Beyond endometriosis, she added that one in three women experiences “severe reproductive health issues” throughout their lives.
Data gathered from the Emm app is encrypted and stored securely, with two-factor authentication. “It’s also always anonymized or pseudonymized,” meaning personal identifiers are removed or replaced with codes, “and will only be accessed by the people at Emm who genuinely need it,” she said.
Button used the word “strategic” to describe her funding round and said she connected with her lead investor through her network. Others in the round include Alumni Ventures (who backed Oura), The Labcorp Venture Fund and BlueLion Global. Money will be used to launch the product into the UK market next year, she said, adding that the waitlist has already topped 30,000 pre-orders to go live soon.
Capital will also be used for research and development.
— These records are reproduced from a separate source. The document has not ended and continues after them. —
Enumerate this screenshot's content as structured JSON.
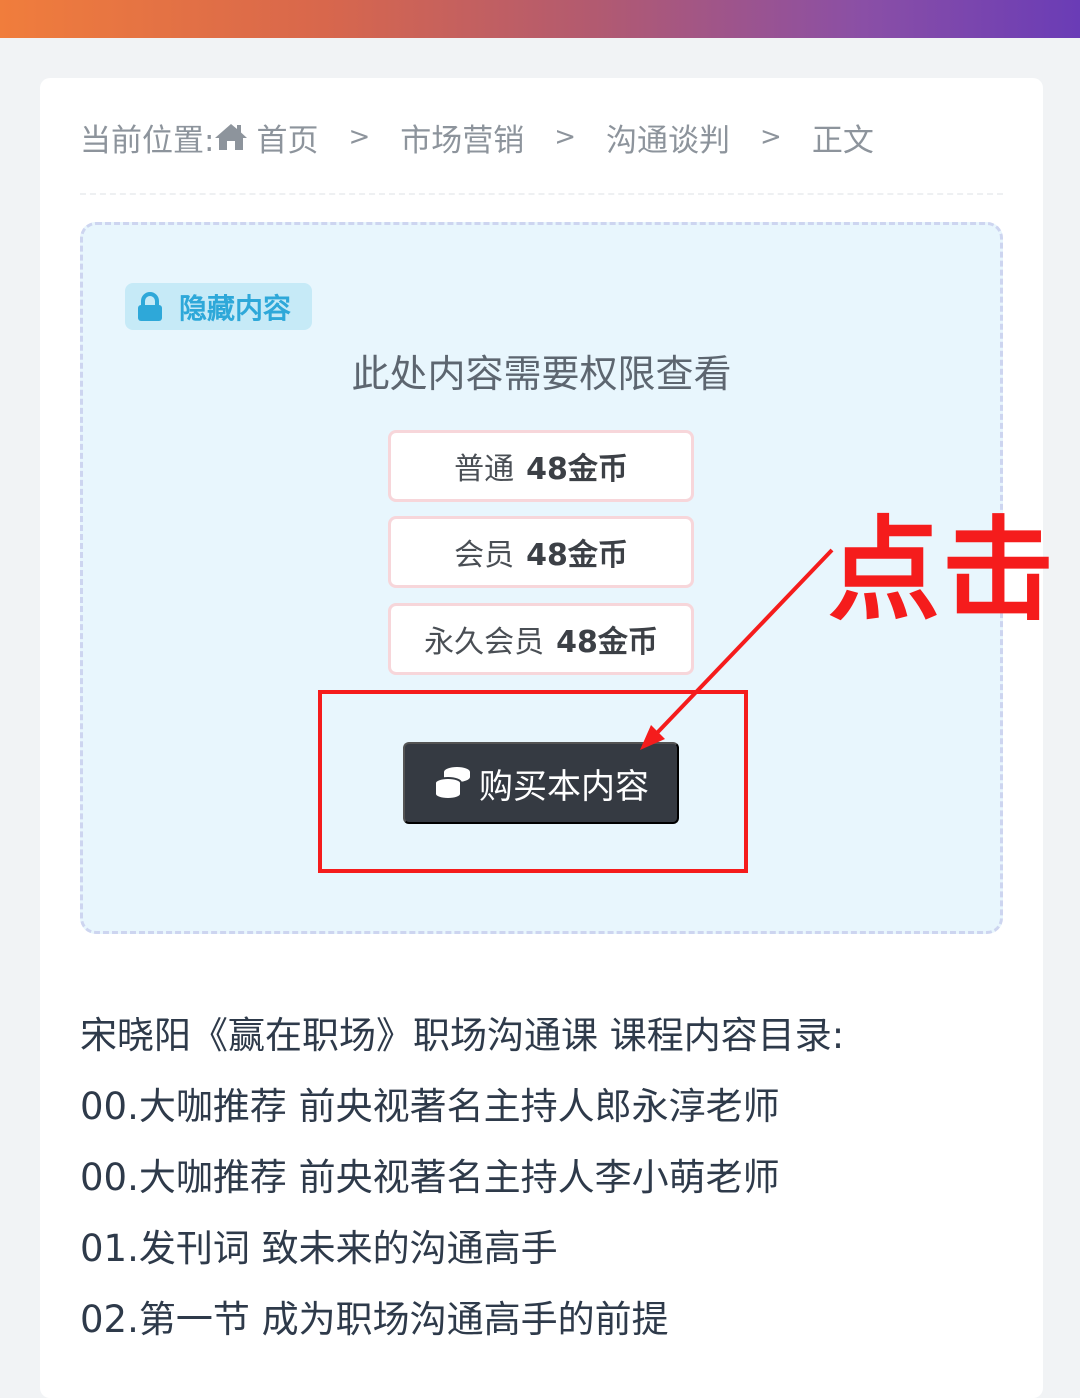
{
  "breadcrumb": {
    "prefix": "当前位置:",
    "home_icon": "home-icon",
    "home": "首页",
    "separator": ">",
    "level1": "市场营销",
    "level2": "沟通谈判",
    "current": "正文"
  },
  "hidden_content": {
    "badge_icon": "lock-icon",
    "badge_label": "隐藏内容",
    "title": "此处内容需要权限查看",
    "prices": [
      {
        "tier": "普通",
        "price": "48金币"
      },
      {
        "tier": "会员",
        "price": "48金币"
      },
      {
        "tier": "永久会员",
        "price": "48金币"
      }
    ],
    "buy_icon": "coins-icon",
    "buy_label": "购买本内容"
  },
  "annotation": {
    "text": "点击",
    "color": "#f51c1c"
  },
  "article": {
    "lines": [
      "宋晓阳《赢在职场》职场沟通课 课程内容目录:",
      "00.大咖推荐 前央视著名主持人郎永淳老师",
      "00.大咖推荐 前央视著名主持人李小萌老师",
      "01.发刊词 致未来的沟通高手",
      "02.第一节 成为职场沟通高手的前提"
    ]
  },
  "colors": {
    "badge_text": "#2ea8d9",
    "buy_button": "#353a42",
    "box_background": "#e8f6fd"
  }
}
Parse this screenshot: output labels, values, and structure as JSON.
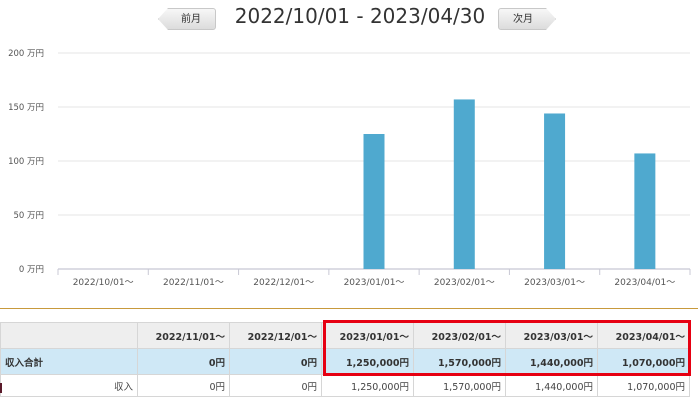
{
  "header": {
    "prev_label": "前月",
    "next_label": "次月",
    "period": "2022/10/01 - 2023/04/30"
  },
  "chart_data": {
    "type": "bar",
    "categories": [
      "2022/10/01～",
      "2022/11/01～",
      "2022/12/01～",
      "2023/01/01～",
      "2023/02/01～",
      "2023/03/01～",
      "2023/04/01～"
    ],
    "values": [
      0,
      0,
      0,
      1250000,
      1570000,
      1440000,
      1070000
    ],
    "y_ticks": [
      {
        "value": 0,
        "label": "0 万円"
      },
      {
        "value": 500000,
        "label": "50 万円"
      },
      {
        "value": 1000000,
        "label": "100 万円"
      },
      {
        "value": 1500000,
        "label": "150 万円"
      },
      {
        "value": 2000000,
        "label": "200 万円"
      }
    ],
    "ylim": [
      0,
      2000000
    ],
    "bar_color": "#4fa9cf",
    "grid": true
  },
  "table": {
    "headers": [
      "",
      "2022/11/01～",
      "2022/12/01～",
      "2023/01/01～",
      "2023/02/01～",
      "2023/03/01～",
      "2023/04/01～"
    ],
    "total_row": {
      "label": "収入合計",
      "values": [
        "0円",
        "0円",
        "1,250,000円",
        "1,570,000円",
        "1,440,000円",
        "1,070,000円"
      ]
    },
    "income_row": {
      "label": "収入",
      "values": [
        "0円",
        "0円",
        "1,250,000円",
        "1,570,000円",
        "1,440,000円",
        "1,070,000円"
      ]
    }
  },
  "colors": {
    "highlight": "#e60012",
    "total_row_bg": "#cfe8f6",
    "separator": "#c89a3c"
  }
}
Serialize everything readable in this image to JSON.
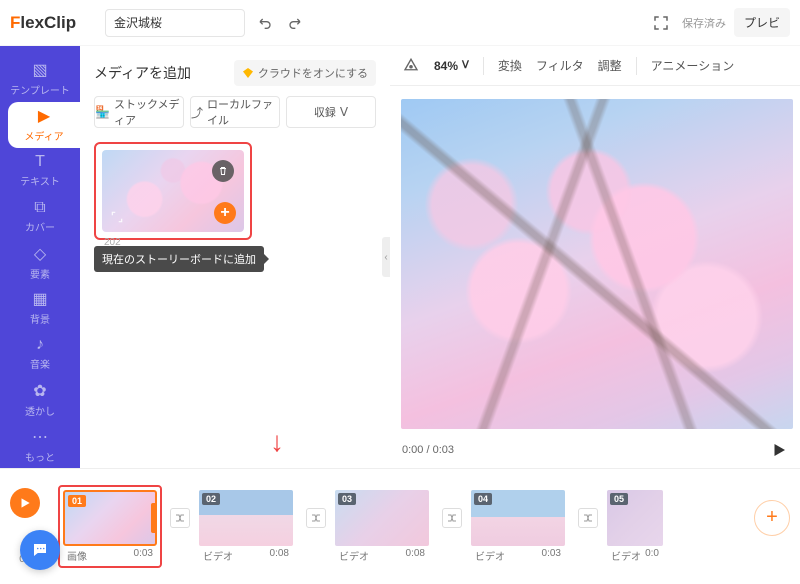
{
  "header": {
    "logo_prefix": "F",
    "logo_rest": "lexClip",
    "project_title": "金沢城桜",
    "saved_label": "保存済み",
    "preview_label": "プレビ"
  },
  "sidebar": {
    "items": [
      {
        "label": "テンプレート",
        "icon": "template-icon"
      },
      {
        "label": "メディア",
        "icon": "media-icon"
      },
      {
        "label": "テキスト",
        "icon": "text-icon"
      },
      {
        "label": "カバー",
        "icon": "cover-icon"
      },
      {
        "label": "要素",
        "icon": "elements-icon"
      },
      {
        "label": "背景",
        "icon": "background-icon"
      },
      {
        "label": "音楽",
        "icon": "music-icon"
      },
      {
        "label": "透かし",
        "icon": "watermark-icon"
      },
      {
        "label": "もっと",
        "icon": "more-icon"
      }
    ],
    "active_index": 1
  },
  "media_panel": {
    "title": "メディアを追加",
    "cloud_label": "クラウドをオンにする",
    "tabs": {
      "stock": "ストックメディア",
      "local": "ローカルファイル",
      "record": "収録"
    },
    "thumb": {
      "year": "202",
      "tooltip": "現在のストーリーボードに追加"
    }
  },
  "toolbar": {
    "zoom": "84%",
    "items": [
      "変換",
      "フィルタ",
      "調整",
      "アニメーション"
    ]
  },
  "player": {
    "time": "0:00 / 0:03"
  },
  "timeline": {
    "total": "0:29",
    "clips": [
      {
        "num": "01",
        "type": "画像",
        "dur": "0:03"
      },
      {
        "num": "02",
        "type": "ビデオ",
        "dur": "0:08"
      },
      {
        "num": "03",
        "type": "ビデオ",
        "dur": "0:08"
      },
      {
        "num": "04",
        "type": "ビデオ",
        "dur": "0:03"
      },
      {
        "num": "05",
        "type": "ビデオ",
        "dur": "0:0"
      }
    ]
  }
}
Button hopes to enter the U.S. market in early 2027.
“Menstrual health is only the jumping off point for Emm,” said Button. “Ultimately, I believe we will have a profound impact on women’s health more broadly,” she continued, adding she hopes to expand the product one day, perhaps into diagnosis, other digital care tools, and even therapeutics.
“Our mission is to accelerate diagnosis, equip people with the data to advocate for themselves, and ultimately help them take control of their own bodies and health journeys,” she said.